Spécialiste de l’histoire des femmes en Europe, la journaliste et écrivaine Sylvie Braibant publie un ouvrage monument sur la vie de Michla Gielman, grande figure de la Résistance effacée des annales de l’histoire.
Il est impossible de classer dans un genre littéraire le livre de Sylvie Braibant, tant l’autrice mêle savamment les codes du roman à ceux du récit et de la biographie pour relater la vie de Michla Gielman, une femme d’exception effacée des annales de l’histoire malgré son engagement dans la résistance, et son combat pour l’égalité entre les êtres dans une Europe viciée par l’antisémitisme…
En parsemant également le livre de discours, d’échanges épistolaires, d’apophtegmes ou de documents administratifs, l’autrice insuffle à son texte une forte dimension historique, qui permet de découvrir plusieurs faits méconnus de l’histoire des Juifs en Europe, notamment le suicide d’un nombre important d’hommes et de femmes pour se soustraire à la déportation et aux meurtres nazis. Entretien avec Sylvie Braibant.
Pourquoi écrivez-vous ?
Sylvie Braibant : J’écris parce que c’est mon moyen d’expression. Je ne sais pas très bien faire autrement. Si je savais peindre, chanter ou sculpter, je me serais attelée à ces différentes activités, mais je ne sais qu’écrire. C’est la seule façon pour moi d’exprimer facilement et sans retenue les choses. Quand je parle, les mots ne viennent pas toujours.
Vous avez récemment publié un ouvrage foisonnant sur la vie et le parcours de Michla Gielman, une grande résistante et militante communiste effacée des annales de l’histoire, y compris par son mari. Comment ce texte est-il né ?

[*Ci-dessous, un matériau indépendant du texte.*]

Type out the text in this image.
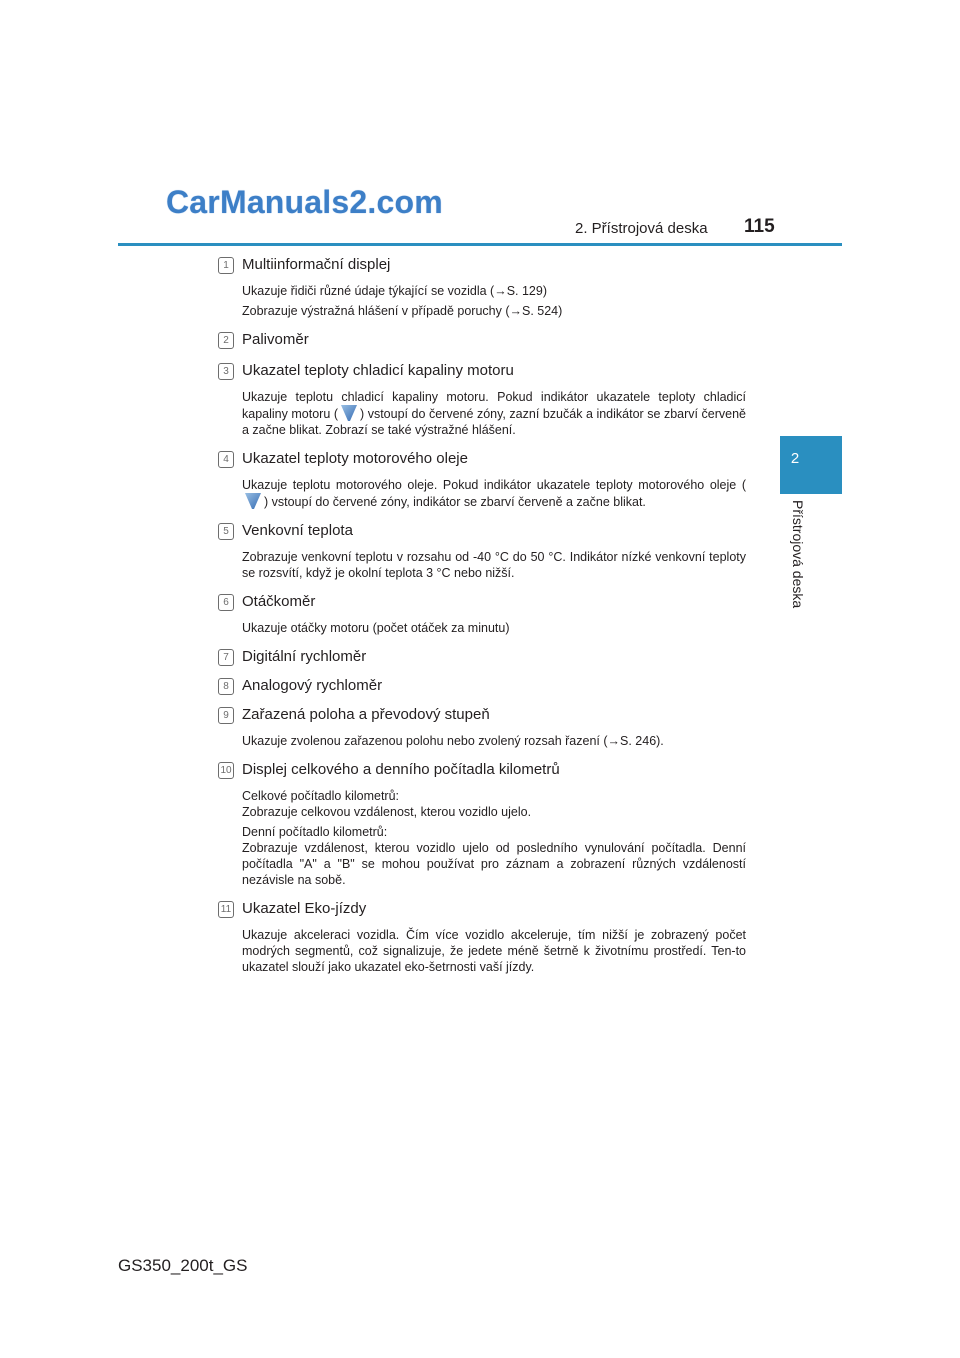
CarManuals2.com
2. Přístrojová deska 115
2
Přístrojová deska
1 Multiinformační displej
Ukazuje řidiči různé údaje týkající se vozidla (→S. 129)
Zobrazuje výstražná hlášení v případě poruchy (→S. 524)
2 Palivoměr
3 Ukazatel teploty chladicí kapaliny motoru
Ukazuje teplotu chladicí kapaliny motoru. Pokud indikátor ukazatele teploty chladicí kapaliny motoru ( ) vstoupí do červené zóny, zazní bzučák a indikátor se zbarví červeně a začne blikat. Zobrazí se také výstražné hlášení.
4 Ukazatel teploty motorového oleje
Ukazuje teplotu motorového oleje. Pokud indikátor ukazatele teploty motorového oleje () vstoupí do červené zóny, indikátor se zbarví červeně a začne blikat.
5 Venkovní teplota
Zobrazuje venkovní teplotu v rozsahu od -40 °C do 50 °C. Indikátor nízké venkovní teploty se rozsvítí, když je okolní teplota 3 °C nebo nižší.
6 Otáčkoměr
Ukazuje otáčky motoru (počet otáček za minutu)
7 Digitální rychloměr
8 Analogový rychloměr
9 Zařazená poloha a převodový stupeň
Ukazuje zvolenou zařazenou polohu nebo zvolený rozsah řazení (→S. 246).
10 Displej celkového a denního počítadla kilometrů
Celkové počítadlo kilometrů:
Zobrazuje celkovou vzdálenost, kterou vozidlo ujelo.
Denní počítadlo kilometrů:
Zobrazuje vzdálenost, kterou vozidlo ujelo od posledního vynulování počítadla. Denní počítadla "A" a "B" se mohou používat pro záznam a zobrazení různých vzdáleností nezávisle na sobě.
11 Ukazatel Eko-jízdy
Ukazuje akceleraci vozidla. Čím více vozidlo akceleruje, tím nižší je zobrazený počet modrých segmentů, což signalizuje, že jedete méně šetrně k životnímu prostředí. Ten-to ukazatel slouží jako ukazatel eko-šetrnosti vaší jízdy.
GS350_200t_GS
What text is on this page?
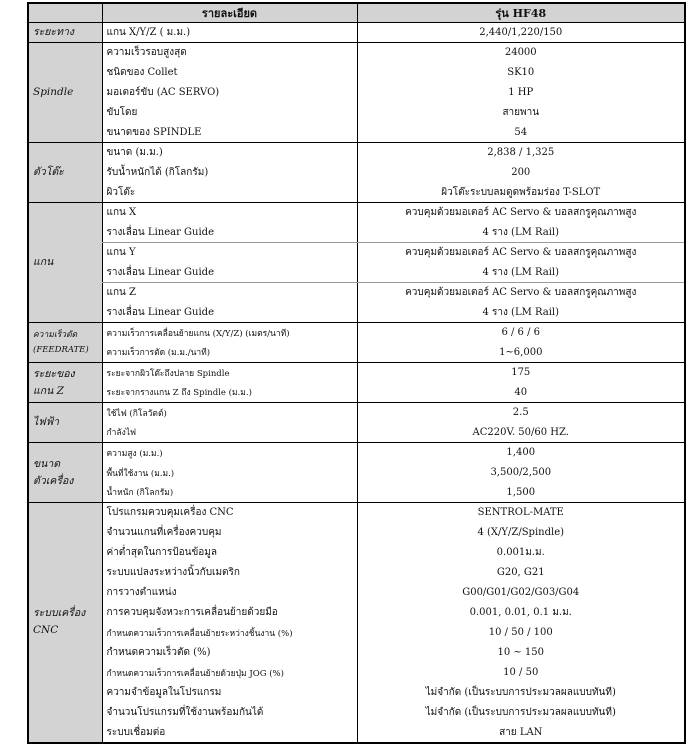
	รายละเอียด	รุ่น HF48
ระยะทาง	แกน X/Y/Z ( ม.ม.)	2,440/1,220/150
Spindle	ความเร็วรอบสูงสุด	24000
	ชนิดของ Collet	SK10
	มอเตอร์ขับ (AC SERVO)	1 HP
	ขับโดย	สายพาน
	ขนาดของ SPINDLE	54
ตัวโต๊ะ	ขนาด (ม.ม.)	2,838 / 1,325
	รับน้ำหนักได้ (กิโลกรัม)	200
	ผิวโต๊ะ	ผิวโต๊ะระบบลมดูดพร้อมร่อง T-SLOT
แกน	แกน X	ควบคุมด้วยมอเตอร์ AC Servo & บอลสกรูคุณภาพสูง
	รางเลื่อน Linear Guide	4 ราง (LM Rail)
	แกน Y	ควบคุมด้วยมอเตอร์ AC Servo & บอลสกรูคุณภาพสูง
	รางเลื่อน Linear Guide	4 ราง (LM Rail)
	แกน Z	ควบคุมด้วยมอเตอร์ AC Servo & บอลสกรูคุณภาพสูง
	รางเลื่อน Linear Guide	4 ราง (LM Rail)

ความเร็วตัด
(FEEDRATE)	ความเร็วการเคลื่อนย้ายแกน (X/Y/Z) (เมตร/นาที)	6 / 6 / 6
	ความเร็วการตัด (ม.ม./นาที)	1~6,000

ระยะของ
แกน Z	ระยะจากผิวโต๊ะถึงปลาย Spindle	175
	ระยะจากรางแกน Z ถึง Spindle (ม.ม.)	40
ไฟฟ้า	ใช้ไฟ (กิโลวัตต์)	2.5
	กำลังไฟ	AC220V. 50/60 HZ.

ขนาด
ตัวเครื่อง	ความสูง (ม.ม.)	1,400
	พื้นที่ใช้งาน (ม.ม.)	3,500/2,500
	น้ำหนัก (กิโลกรัม)	1,500

ระบบเครื่อง
CNC	โปรแกรมควบคุมเครื่อง CNC	SENTROL-MATE
	จำนวนแกนที่เครื่องควบคุม	4 (X/Y/Z/Spindle)
	ค่าต่ำสุดในการป้อนข้อมูล	0.001ม.ม.
	ระบบแปลงระหว่างนิ้วกับเมตริก	G20, G21
	การวางตำแหน่ง	G00/G01/G02/G03/G04
	การควบคุมจังหวะการเคลื่อนย้ายด้วยมือ	0.001, 0.01, 0.1 ม.ม.
	กำหนดความเร็วการเคลื่อนย้ายระหว่างชิ้นงาน (%)	10 / 50 / 100
	กำหนดความเร็วตัด (%)	10 ~ 150
	กำหนดความเร็วการเคลื่อนย้ายด้วยปุ่ม JOG (%)	10 / 50
	ความจำข้อมูลในโปรแกรม	ไม่จำกัด (เป็นระบบการประมวลผลแบบทันที)
	จำนวนโปรแกรมที่ใช้งานพร้อมกันได้	ไม่จำกัด (เป็นระบบการประมวลผลแบบทันที)
	ระบบเชื่อมต่อ	สาย LAN
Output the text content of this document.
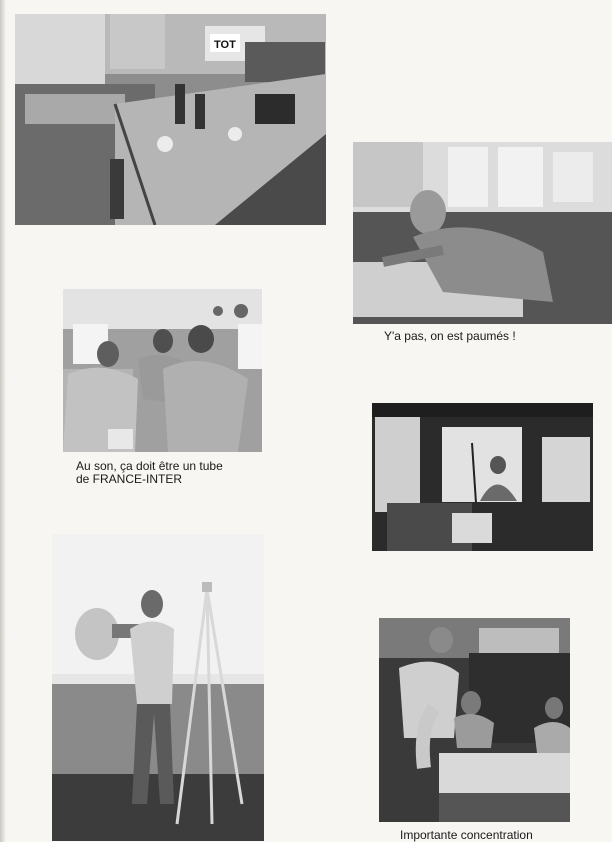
TOT
Y'a pas, on est paumés !
Au son, ça doit être un tube
de FRANCE-INTER
Importante concentration
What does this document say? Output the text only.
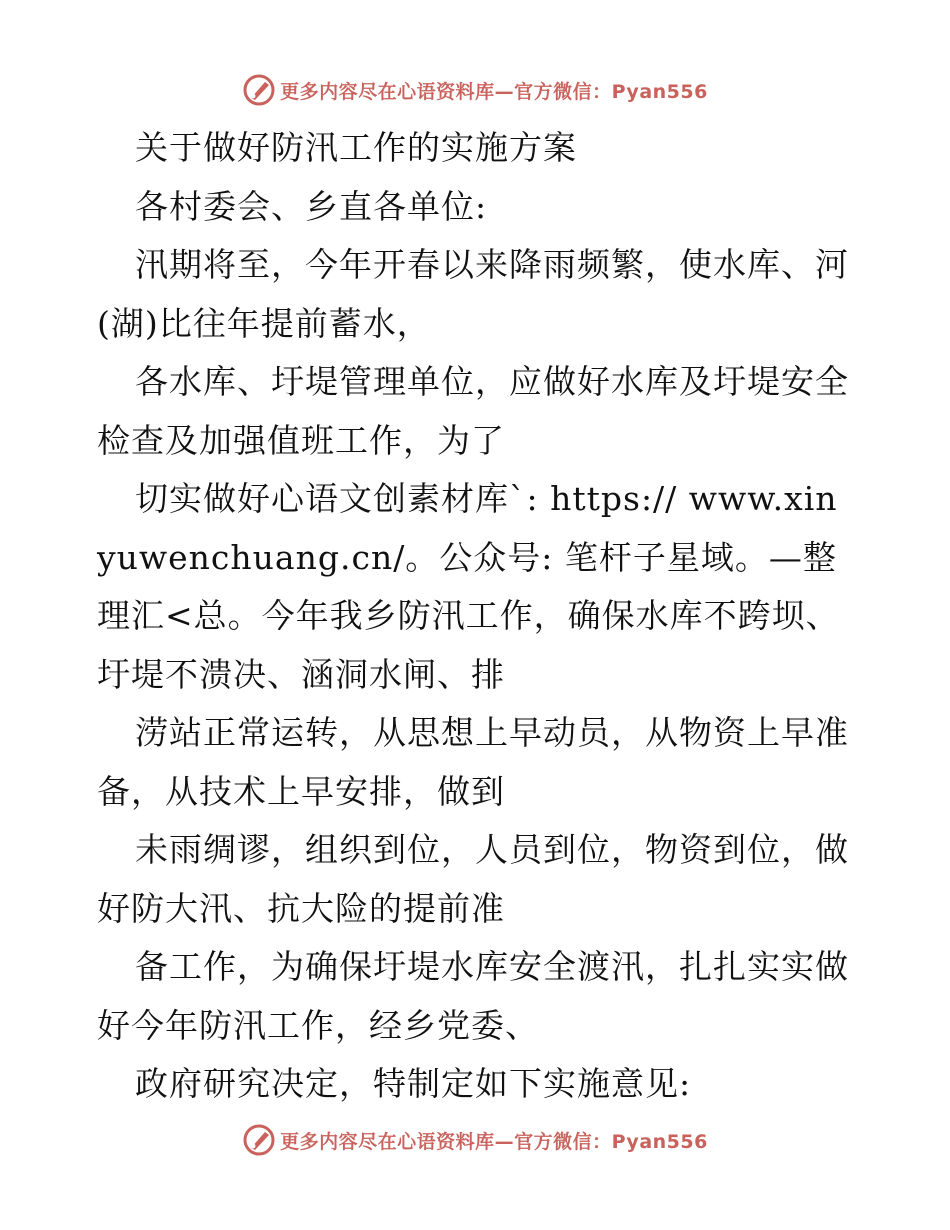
更多内容尽在心语资料库—官方微信：Pyan556

关于做好防汛工作的实施方案

各村委会、乡直各单位:

汛期将至，今年开春以来降雨频繁，使水库、河(湖)比往年提前蓄水，

各水库、圩堤管理单位，应做好水库及圩堤安全检查及加强值班工作，为了

切实做好心语文创素材库`: https:// www.xinyuwenchuang.cn/。公众号: 笔杆子星域。—整理汇<总。今年我乡防汛工作，确保水库不跨坝、圩堤不溃决、涵洞水闸、排

涝站正常运转，从思想上早动员，从物资上早准备，从技术上早安排，做到

未雨绸谬，组织到位，人员到位，物资到位，做好防大汛、抗大险的提前准

备工作，为确保圩堤水库安全渡汛，扎扎实实做好今年防汛工作，经乡党委、

政府研究决定，特制定如下实施意见:

更多内容尽在心语资料库—官方微信：Pyan556
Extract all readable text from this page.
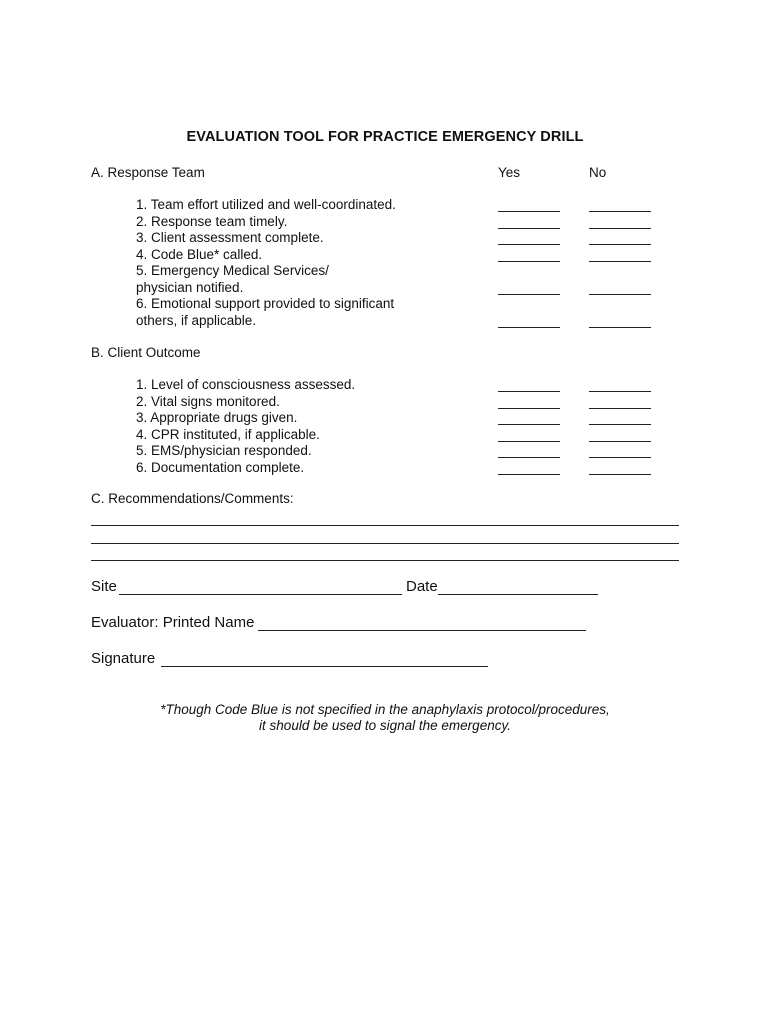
EVALUATION TOOL FOR PRACTICE EMERGENCY DRILL
A. Response Team	Yes	No
1. Team effort utilized and well-coordinated.
2. Response team timely.
3. Client assessment complete.
4. Code Blue* called.
5. Emergency Medical Services/
physician notified.
6. Emotional support provided to significant
others, if applicable.
B. Client Outcome
1. Level of consciousness assessed.
2. Vital signs monitored.
3. Appropriate drugs given.
4. CPR instituted, if applicable.
5. EMS/physician responded.
6. Documentation complete.
C. Recommendations/Comments:
Site	Date
Evaluator: Printed Name
Signature
*Though Code Blue is not specified in the anaphylaxis protocol/procedures,
it should be used to signal the emergency.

Sylvie Braibant : C’est une histoire que je portais en moi et que j’avais envie d’écrire depuis très longtemps, mais étant rédactrice en chef à TV5Monde, c’était très compliqué. Je n’avais pas toujours le temps et ne pouvais pas faire simultanément plusieurs choses à la fois. Il m’a fallu plusieurs facteurs déclenchants pour m’y mettre. Le premier facteur déclenchant a eu lieu un jour dans le métro. Je regardais par curiosité une note biographique sur mon père, dans le dictionnaire du mouvement ouvrier, lorsque j’ai découvert mes nom et prénom puis ceux de mon frère et de la deuxième épouse de mon père. Michla Gielman, ma mère, n’était même pas mentionnée. C’était simplement écrit que nous étions issus d’un premier mariage, comme si elle n’avait jamais existé. Le deuxième facteur est arrivé au festival du cinéma russe à Honfleur. Je me souviens avoir été approchée par un psychiatre, qui ayant lu mon nom dans la liste du jury, se demandait si j’étais la fille de Michla Gielman avec laquelle il avait travaillé et qu’il aimait beaucoup. Nous sommes tombés dans les bras l’un de l’autre et avons pleuré. C’était la première fois qu’une personne que je ne connaissais pas me parlait de ma mère. D’habitude, je suis interpellée par des gens qui ont connu mon père parce qu’il y a une flopée de personnalités politiques qui l’ont eu comme professeur et qui ont travaillé à partir des livres de droit qu’il a écrits.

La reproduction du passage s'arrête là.